100 Jahre ist es her, dass Marie Juchacz und ihre Mitstreiterinnen und Mitstreiter in Deutschland das allgemeine Wahlrecht durchgesetzt haben - erstmals durften auch Frauen wählen und gewählt werden. Die Frauen haben sich das Recht, an demokratischen Wahlen teilzunehmen und so Politik und Gesellschaft mitzugestalten, hart erkämpft. 37 Frauen zogen im Januar 1919 zum ersten Mal in ein Deutsches Parlament ein. In den Jahrhunderten davor haben mutige Frauen ihr Leben darauf verwandt, manchmal ihr Leben gelassen, um einen Zustand herzustellen, der auch heute noch zu den Grundpfeilern unserer Republik zählt und uns dennoch so selbstverständlich erscheint.

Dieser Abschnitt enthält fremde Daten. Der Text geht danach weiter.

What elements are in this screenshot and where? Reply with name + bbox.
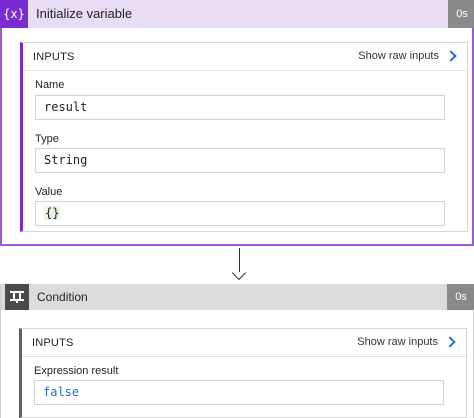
type-field: String	[35, 148, 445, 173]
chevron-right-icon	[445, 50, 457, 62]
expression-result-label: Expression result	[34, 365, 119, 377]
inputs-section: INPUTS Show raw inputs Name result Type …	[20, 42, 468, 232]
chevron-right-icon	[444, 336, 456, 348]
duration-badge: 0s	[448, 0, 474, 28]
inputs-header: INPUTS Show raw inputs	[22, 329, 466, 357]
show-raw-inputs-link[interactable]: Show raw inputs	[358, 50, 457, 62]
show-raw-inputs-label: Show raw inputs	[358, 50, 439, 62]
inputs-header: INPUTS Show raw inputs	[23, 43, 467, 71]
name-field: result	[35, 95, 445, 120]
show-raw-inputs-label: Show raw inputs	[357, 336, 438, 348]
initialize-variable-card: {x} Initialize variable 0s INPUTS Show r…	[0, 0, 474, 246]
arrow-down-icon	[231, 265, 247, 281]
condition-card: Condition 0s INPUTS Show raw inputs Expr…	[0, 284, 474, 418]
condition-icon	[5, 284, 29, 310]
name-label: Name	[35, 79, 65, 91]
variable-icon: {x}	[0, 0, 28, 28]
condition-inputs-section: INPUTS Show raw inputs Expression result…	[19, 328, 467, 418]
value-text: {}	[44, 206, 61, 220]
condition-title: Condition	[37, 290, 88, 304]
inputs-title: INPUTS	[33, 51, 75, 63]
condition-header[interactable]: Condition 0s	[1, 284, 474, 310]
value-label: Value	[35, 186, 63, 198]
inputs-title: INPUTS	[32, 337, 74, 349]
logic-app-run-canvas: {x} Initialize variable 0s INPUTS Show r…	[0, 0, 474, 418]
initialize-variable-header[interactable]: {x} Initialize variable 0s	[0, 0, 474, 28]
type-label: Type	[35, 133, 59, 145]
show-raw-inputs-link[interactable]: Show raw inputs	[357, 336, 456, 348]
expression-result-field: false	[34, 380, 444, 405]
initialize-variable-title: Initialize variable	[36, 6, 133, 21]
value-field: {}	[35, 201, 445, 226]
duration-badge: 0s	[447, 284, 474, 310]
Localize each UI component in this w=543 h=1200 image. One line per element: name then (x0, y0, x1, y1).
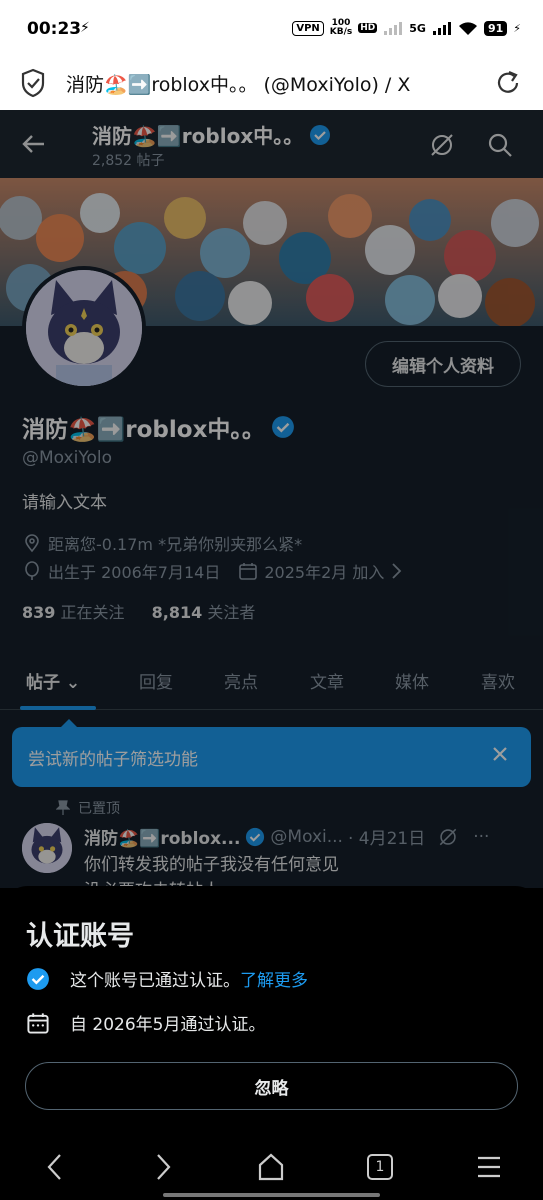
profile-avatar[interactable] (22, 266, 146, 390)
grok-icon[interactable] (438, 827, 458, 847)
post-handle[interactable]: @Moxi... (270, 827, 343, 847)
verified-row: 这个账号已通过认证。了解更多 (26, 966, 308, 991)
followers-link[interactable]: 8,814 关注者 (152, 603, 256, 622)
calendar-icon (239, 563, 258, 580)
pin-icon (56, 800, 70, 815)
profile-dates: 出生于 2006年7月14日 2025年2月 加入 (22, 559, 402, 583)
tab-highlights[interactable]: 亮点 (224, 668, 258, 693)
calendar-icon (27, 1012, 49, 1034)
verified-badge-icon[interactable] (245, 827, 265, 847)
status-icons: VPN 100 KB/s HD 5G 91 ⚡ (292, 19, 521, 37)
filter-tooltip[interactable]: 尝试新的帖子筛选功能 (12, 719, 531, 787)
tab-articles[interactable]: 文章 (310, 668, 344, 693)
dismiss-button[interactable]: 忽略 (25, 1062, 518, 1110)
back-icon[interactable] (44, 1152, 66, 1182)
tooltip-arrow (60, 719, 78, 728)
tooltip-text: 尝试新的帖子筛选功能 (28, 750, 198, 770)
status-time: 00:23 (27, 19, 82, 39)
verified-since-row: 自 2026年5月通过认证。 (26, 1010, 265, 1035)
browser-url-bar[interactable]: 消防🏖️➡️roblox中。。 (@MoxiYolo) / X (0, 58, 543, 110)
profile-birthday: 出生于 2006年7月14日 (48, 563, 221, 582)
wifi-icon (458, 21, 477, 35)
profile-tabs: 帖子 ⌄ 回复 亮点 文章 媒体 喜欢 (0, 658, 543, 710)
back-arrow-icon[interactable] (20, 130, 48, 158)
verified-badge-icon (27, 967, 49, 990)
network-type: 5G (409, 21, 426, 35)
pinned-label: 已置顶 (56, 798, 120, 818)
verified-badge-icon[interactable] (271, 415, 295, 439)
profile-joined[interactable]: 2025年2月 加入 (264, 559, 384, 583)
post-avatar[interactable] (22, 823, 72, 873)
close-icon[interactable] (489, 743, 511, 765)
status-bar: 00:23 ⚡ VPN 100 KB/s HD 5G 91 ⚡ (0, 0, 543, 58)
post-date: · 4月21日 (347, 829, 426, 849)
follow-stats: 839 正在关注 8,814 关注者 (22, 599, 255, 623)
active-tab-indicator (20, 706, 96, 710)
tab-likes[interactable]: 喜欢 (481, 668, 515, 693)
header-post-count: 2,852 帖子 (92, 153, 165, 169)
verified-badge-icon[interactable] (309, 124, 331, 146)
reload-icon[interactable] (493, 66, 523, 100)
signal-strong-icon (432, 22, 451, 35)
tab-posts[interactable]: 帖子 ⌄ (26, 668, 80, 693)
vpn-badge: VPN (292, 20, 324, 36)
post-avatar-image (22, 823, 72, 873)
avatar-image (26, 270, 142, 386)
charging-icon: ⚡ (80, 20, 90, 36)
more-options-icon[interactable]: ··· (473, 827, 489, 847)
browser-bottom-bar: 1 (0, 1136, 543, 1200)
security-shield-icon[interactable] (20, 68, 46, 98)
post-text: 你们转发我的帖子我没有任何意见 没必要攻击转帖人 (84, 855, 339, 888)
network-speed: 100 KB/s (329, 18, 353, 37)
tabs-button[interactable]: 1 (367, 1154, 393, 1180)
location-pin-icon (25, 534, 39, 553)
chevron-down-icon: ⌄ (65, 673, 81, 693)
search-icon[interactable] (487, 132, 513, 158)
chevron-right-icon[interactable] (390, 562, 402, 580)
profile-name: 消防🏖️➡️roblox中。。 (22, 410, 295, 444)
sheet-title: 认证账号 (26, 921, 134, 952)
profile-handle: @MoxiYolo (22, 448, 112, 468)
learn-more-link[interactable]: 了解更多 (240, 971, 308, 991)
profile-location: 距离您-0.17m *兄弟你别夹那么紧* (22, 531, 302, 555)
verified-account-sheet: 认证账号 这个账号已通过认证。了解更多 自 2026年5月通过认证。 忽略 (0, 886, 543, 1136)
edit-profile-button[interactable]: 编辑个人资料 (365, 341, 521, 387)
home-indicator[interactable] (163, 1193, 380, 1197)
post-author[interactable]: 消防🏖️➡️roblox... (84, 824, 240, 849)
profile-top-nav: 消防🏖️➡️roblox中。。 2,852 帖子 (0, 110, 543, 178)
menu-icon[interactable] (476, 1152, 502, 1182)
battery-charging-icon: ⚡ (513, 21, 521, 35)
following-link[interactable]: 839 正在关注 (22, 603, 125, 622)
verified-text: 这个账号已通过认证。 (70, 971, 240, 991)
page-title[interactable]: 消防🏖️➡️roblox中。。 (@MoxiYolo) / X (66, 70, 410, 97)
battery-level: 91 (483, 20, 508, 36)
hd-badge: HD (358, 23, 378, 33)
grok-icon[interactable] (429, 132, 455, 158)
forward-icon[interactable] (152, 1152, 174, 1182)
header-profile-name: 消防🏖️➡️roblox中。。 (92, 120, 331, 149)
x-profile-page: 消防🏖️➡️roblox中。。 2,852 帖子 编辑个人资料 消防🏖️➡️ro… (0, 110, 543, 888)
signal-weak-icon (384, 22, 403, 35)
home-icon[interactable] (257, 1152, 285, 1182)
profile-bio: 请输入文本 (22, 493, 107, 513)
tab-media[interactable]: 媒体 (395, 668, 429, 693)
tab-replies[interactable]: 回复 (139, 668, 173, 693)
verified-since-text: 自 2026年5月通过认证。 (70, 1015, 266, 1035)
post-header: 消防🏖️➡️roblox... @Moxi... · 4月21日 ··· (84, 824, 489, 850)
birthday-balloon-icon (25, 561, 39, 580)
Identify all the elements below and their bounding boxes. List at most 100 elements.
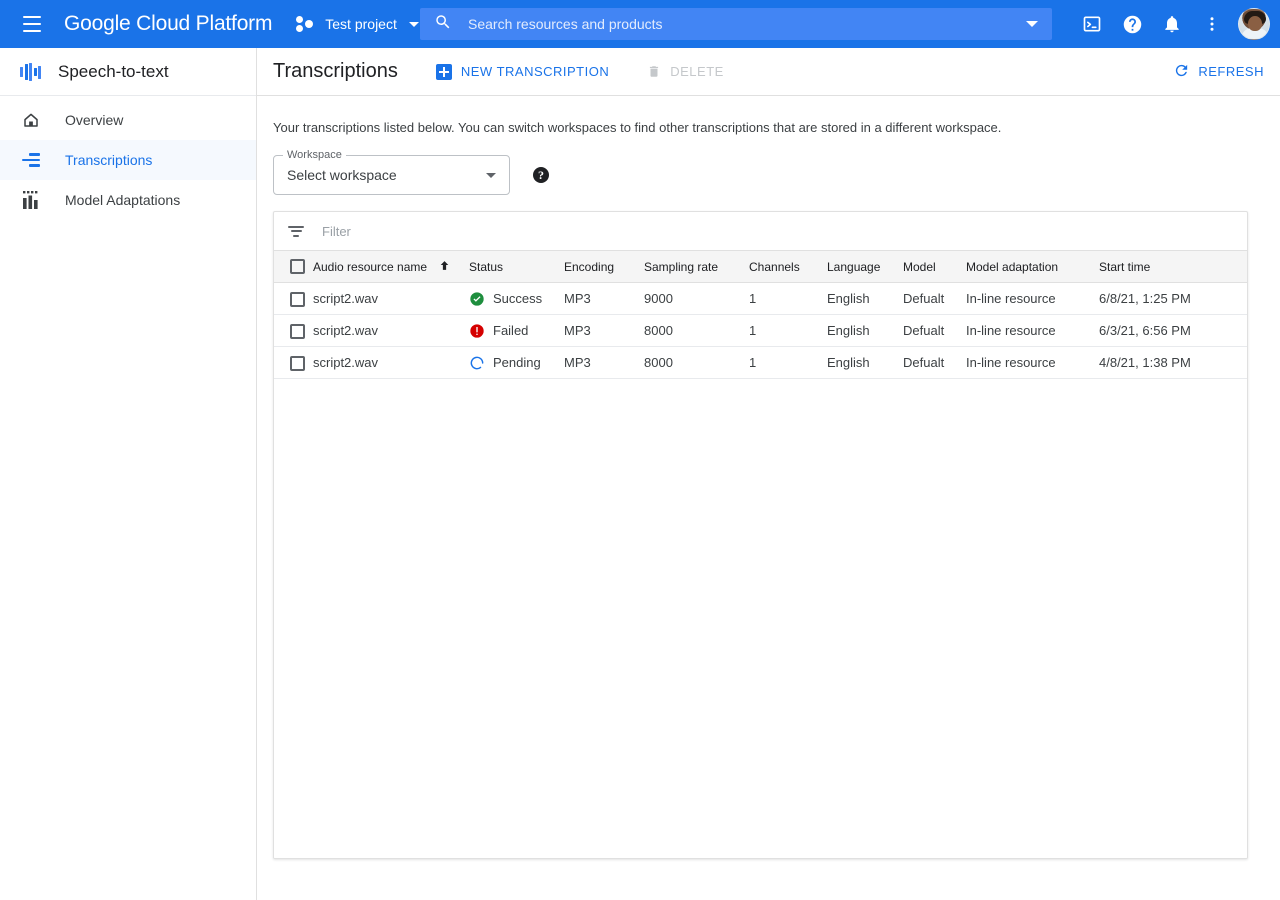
cell-language: English bbox=[827, 347, 903, 379]
refresh-label: REFRESH bbox=[1198, 64, 1264, 79]
cell-sampling-rate: 9000 bbox=[644, 283, 749, 315]
cell-encoding: MP3 bbox=[564, 347, 644, 379]
search-dropdown-icon[interactable] bbox=[1026, 21, 1038, 27]
filter-input[interactable] bbox=[322, 224, 622, 239]
topbar-actions bbox=[1072, 0, 1272, 48]
content-area: Your transcriptions listed below. You ca… bbox=[257, 120, 1280, 859]
workspace-row: Workspace Select workspace ? bbox=[273, 155, 1264, 195]
column-header-channels[interactable]: Channels bbox=[749, 251, 827, 283]
product-title: Speech-to-text bbox=[58, 62, 169, 82]
cell-sampling-rate: 8000 bbox=[644, 347, 749, 379]
hamburger-line bbox=[23, 23, 41, 25]
gcp-logo[interactable]: Google Cloud Platform bbox=[64, 12, 272, 36]
column-header-model[interactable]: Model bbox=[903, 251, 966, 283]
page-toolbar: Transcriptions NEW TRANSCRIPTION DELETE … bbox=[257, 48, 1280, 96]
check-circle-icon bbox=[469, 291, 485, 307]
project-selector[interactable]: Test project bbox=[292, 8, 423, 40]
add-box-icon bbox=[436, 64, 452, 80]
cell-audio-resource-name: script2.wav bbox=[313, 283, 469, 315]
column-label: Status bbox=[469, 260, 503, 274]
cell-start-time: 6/3/21, 6:56 PM bbox=[1099, 315, 1247, 347]
cell-status: Failed bbox=[469, 315, 564, 347]
row-checkbox-cell bbox=[274, 315, 313, 347]
cell-encoding: MP3 bbox=[564, 315, 644, 347]
cloud-shell-icon[interactable] bbox=[1072, 4, 1112, 44]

Doch vom Wahlrecht zur echten Gleichstellung ist es ein weiter Weg. Auch 100 Jahre nach der Einführung des Wahlrechts sind Frauen auf allen Ebenen unserer Parlamente unterrepräsentiert. Während im europäischen Parlament bei 37% und im Bundestag bei 31% Frauenanteil die Quotenregelungen fortschrittlicher Parteien wirken, sind im Landtag von Baden-Württemberg gerade einmal ein Viertel der Abgeordneten Frauen. Doch obwohl - oder gerade weil? - die Wähler und Wählerinnen bei der Kommunalwahl ihre Stimmen ganz gezielt vergeben können, sieht es in den Gemeinderäten und Kreistagen in Baden-Württemberg und auch bei uns in der Region beim Frauenanteil düster aus. Im Kreistag Freudenstadt ist es mit 12,8% ein Achtel, der Schnitt in Baden-Württemberg beträgt - wie im Calwer Kreistag - ein Fünftel. In den Gemeinderäten meines Wahlkreises sitzen oft noch weniger Frauen. Doch das Schöne an einem Jahreswechsel ist: Er birgt die Hoffnung auf Veränderung.
Am 26. Mai besteht die Chance, nicht nur Kreuze zu machen, sondern selbst auf dem Zettel zu stehen, mitzureden, mitzugestalten – von den Kindergarten-Gebühren bis zur Hochbrücke. Es sind noch knapp viereinhalb Monate bis zur Kommunalwahl.
Liebe Frauen: Wir dürfen die Parlamente nicht den Männern überlassen!
Ich weiß, wie schwer ihr es habt, wie ihr jongliert und kämpft zwischen Familie und Beruf, und das in einem von Männern dominierten Umfeld, das starken Frauen allzu oft nicht wohlgesonnen ist. Es lohnt sich trotzdem. Der Kampf hat sich vor 100 Jahren gelohnt, er lohnt sich auch heute noch. Unsere Demokratie braucht Frauen - manchmal hab ich das Gefühl, mehr denn je -, nicht nur im Bundestag und in DAX-Vorständen, sondern vor allem auch in jeder einzelnen Gemeinde.
100 Jahre nachdem in Deutschland zum ersten Mal Frauen ihre Stimmzettel abgeben durften, bleibt das Ziel immer noch dasselbe: Echte Gleichberechtigung und Chancengleichheit. In viereinhalb Monaten haben wir die Chance, diesem Ziel wieder ein Stück näher zu kommen.